Professor Wouter Wieling
Professor Wouter Wieling has been the Head of the Syncope Unit at the Academic Medical Centre in Amsterdam since 1999.
He has had a long and distinguished career in medicine with specific research interest in Autonomic control of the cardiovascular system in health and disease; Physiological strategies to improve orthostatic tolerance and Evaluation and management of syncope.
While not working, he enjoys gardening, back-country skiing, long distance running, tennis, sailing and bridge.
William P Whitehouse, BSc, MB BS, DCH, FRCP, FRCPCH
Clinical Senior Lecturer in Paediatric Neurology
Dr Whitehouse trained at the London Hospital Medical College, where he gained a 1st class honours BSc in Basic Medical Science and Pharmacology and qualified in Medicine, MB BS in 1981. His postgraduate training in Paediatrics and Paediatric Neurology included 3 years as a research fellow studying the molecular biology of epilepsies.

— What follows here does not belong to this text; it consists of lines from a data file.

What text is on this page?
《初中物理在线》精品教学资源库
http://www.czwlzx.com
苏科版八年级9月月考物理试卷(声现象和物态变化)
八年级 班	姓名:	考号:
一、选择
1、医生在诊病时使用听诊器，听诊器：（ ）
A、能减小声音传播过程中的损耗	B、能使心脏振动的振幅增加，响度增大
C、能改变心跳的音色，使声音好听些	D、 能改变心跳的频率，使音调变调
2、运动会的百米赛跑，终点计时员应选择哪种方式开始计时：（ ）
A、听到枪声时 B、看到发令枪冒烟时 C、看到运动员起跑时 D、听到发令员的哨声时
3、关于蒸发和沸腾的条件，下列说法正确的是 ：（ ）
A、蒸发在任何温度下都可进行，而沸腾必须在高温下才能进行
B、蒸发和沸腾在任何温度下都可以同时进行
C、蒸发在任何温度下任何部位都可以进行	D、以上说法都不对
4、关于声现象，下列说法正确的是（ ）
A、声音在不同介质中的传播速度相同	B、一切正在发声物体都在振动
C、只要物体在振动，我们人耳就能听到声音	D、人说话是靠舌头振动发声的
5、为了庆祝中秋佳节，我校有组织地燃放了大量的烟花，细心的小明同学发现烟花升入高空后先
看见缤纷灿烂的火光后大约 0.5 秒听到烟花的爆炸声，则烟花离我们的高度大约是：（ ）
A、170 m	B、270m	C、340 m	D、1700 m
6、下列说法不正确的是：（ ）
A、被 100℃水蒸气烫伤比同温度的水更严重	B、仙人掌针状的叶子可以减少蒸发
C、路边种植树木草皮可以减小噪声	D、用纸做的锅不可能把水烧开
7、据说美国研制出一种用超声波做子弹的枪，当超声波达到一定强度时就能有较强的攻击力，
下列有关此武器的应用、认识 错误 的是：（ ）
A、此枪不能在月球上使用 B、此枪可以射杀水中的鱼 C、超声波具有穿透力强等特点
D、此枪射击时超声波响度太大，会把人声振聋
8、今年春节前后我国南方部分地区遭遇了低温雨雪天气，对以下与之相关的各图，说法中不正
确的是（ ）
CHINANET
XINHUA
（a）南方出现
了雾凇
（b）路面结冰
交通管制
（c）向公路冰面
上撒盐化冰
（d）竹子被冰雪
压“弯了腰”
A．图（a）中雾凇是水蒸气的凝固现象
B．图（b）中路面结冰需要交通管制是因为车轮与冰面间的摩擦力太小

William was appointed as a consultant paediatric neurologist to Birmingham Children’s Hospital in 1993 and took up his clinical senior lecturer post in paediatric neurology, at the University of Nottingham, based at the Queen’s Medical Centre, in 2001.
He is widely published, particularly in paediatric neurology and epilepsy and has developed clinical and research interests in childhood epilepsies, syncope, headache and clinical trials. He became a medical patron of STARS in 2000.
Dr Whitehouse lives with his wife and 4 children near Nottingham and enjoys running and playing in a folk band.